Recovering metals from gas purification ash

Stena Recycling and Vestforbrænding are establishing the world's first test plant that sorts out metals from gas purification ash.

The plant is being built at Vestforbrænding’s waste-to-energy plant outside Copenhagen, where approximately 15,000 tonnes of ash will be processed annually for usable metals, road salt and purified ash. The process is called HaloSep and is partly funded by the EU LIFE program.

Recovering energy from waste to generate district heating and electricity is a climate-smart option for material that cannot or should not be recycled.

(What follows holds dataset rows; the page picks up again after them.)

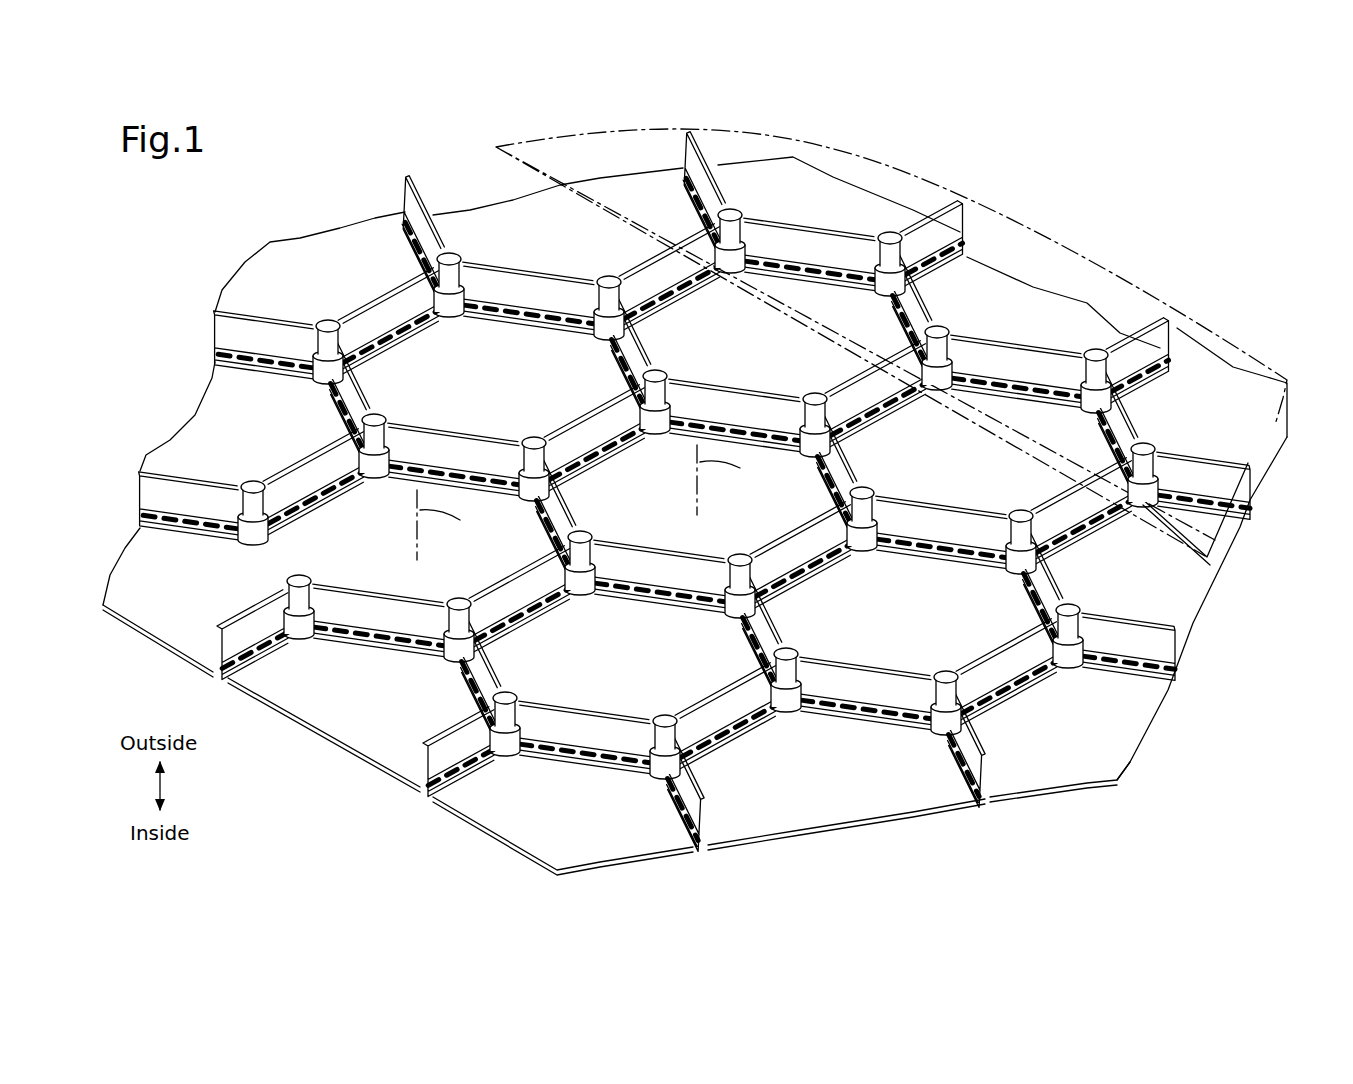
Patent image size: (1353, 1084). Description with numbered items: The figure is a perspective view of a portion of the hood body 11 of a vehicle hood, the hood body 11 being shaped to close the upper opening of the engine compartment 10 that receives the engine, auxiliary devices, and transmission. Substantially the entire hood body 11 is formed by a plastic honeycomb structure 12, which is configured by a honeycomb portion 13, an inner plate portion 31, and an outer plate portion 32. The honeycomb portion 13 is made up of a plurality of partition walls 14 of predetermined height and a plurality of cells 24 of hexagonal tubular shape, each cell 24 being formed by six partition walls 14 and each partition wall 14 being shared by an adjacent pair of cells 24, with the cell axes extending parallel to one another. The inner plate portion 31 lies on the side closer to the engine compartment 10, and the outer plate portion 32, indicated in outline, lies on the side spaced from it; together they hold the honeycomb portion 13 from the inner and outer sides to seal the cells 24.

The engine compartment 10 is at (704, 502).
The hood body 11 is at (312, 213).
The honeycomb structure 12 is at (1211, 608).
The honeycomb portion 13 is at (1178, 703).
The partition wall 14 is at (690, 445).
The cell 24 is at (505, 385).
The inner plate portion 31 is at (1128, 752).
The outer plate portion 32 is at (1010, 210).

At Vestforbrænding, more than 570,000 tonnes of waste are recycled in this way each year, which provides over 180,000 homes with heat and electricity. The problem with waste incineration is that it produces residual material that is difficult to treat. Across Europe, there are several hundred energy recovery facilities all facing the same challenge.

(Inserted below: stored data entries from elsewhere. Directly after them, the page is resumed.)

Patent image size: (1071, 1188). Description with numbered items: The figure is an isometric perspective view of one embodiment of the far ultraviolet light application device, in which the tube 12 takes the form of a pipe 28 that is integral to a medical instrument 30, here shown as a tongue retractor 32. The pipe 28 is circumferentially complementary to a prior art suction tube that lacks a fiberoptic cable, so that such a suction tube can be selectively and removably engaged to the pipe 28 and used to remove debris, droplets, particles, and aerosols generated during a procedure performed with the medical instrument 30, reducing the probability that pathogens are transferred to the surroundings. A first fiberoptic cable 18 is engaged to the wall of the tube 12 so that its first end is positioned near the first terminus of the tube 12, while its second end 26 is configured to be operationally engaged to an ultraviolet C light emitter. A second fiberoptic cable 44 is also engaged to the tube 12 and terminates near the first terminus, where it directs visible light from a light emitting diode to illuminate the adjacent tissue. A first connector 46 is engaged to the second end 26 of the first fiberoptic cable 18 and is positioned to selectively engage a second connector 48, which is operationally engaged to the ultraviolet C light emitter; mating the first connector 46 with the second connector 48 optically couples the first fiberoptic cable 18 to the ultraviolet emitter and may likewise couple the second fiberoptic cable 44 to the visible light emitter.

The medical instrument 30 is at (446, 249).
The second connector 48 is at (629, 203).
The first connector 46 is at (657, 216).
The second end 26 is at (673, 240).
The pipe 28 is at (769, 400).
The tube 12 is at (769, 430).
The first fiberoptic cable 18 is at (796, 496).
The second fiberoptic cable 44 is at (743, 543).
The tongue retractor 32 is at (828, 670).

Stena Recycling’s patented HaloSep technology makes it possible to solve several problems that arise from waste incineration. HaloSep neutralizes two of the problematic residues, alkaline fly ash and hydrochloric acid, in an integrated process. Treating and washing the ash produces a salt solution that can be safely released into the sea or used as road salt and a metal concentrate that can be used in metal smelting processes.

Stena Recycling and Vestforbrænding are creating a demonstrational facility that uses the HaloSep technology. This is being partly funded by the EU’s LIFE program for environment and climate action and is being built at Vestforbrænding’s facility in Copenhagen.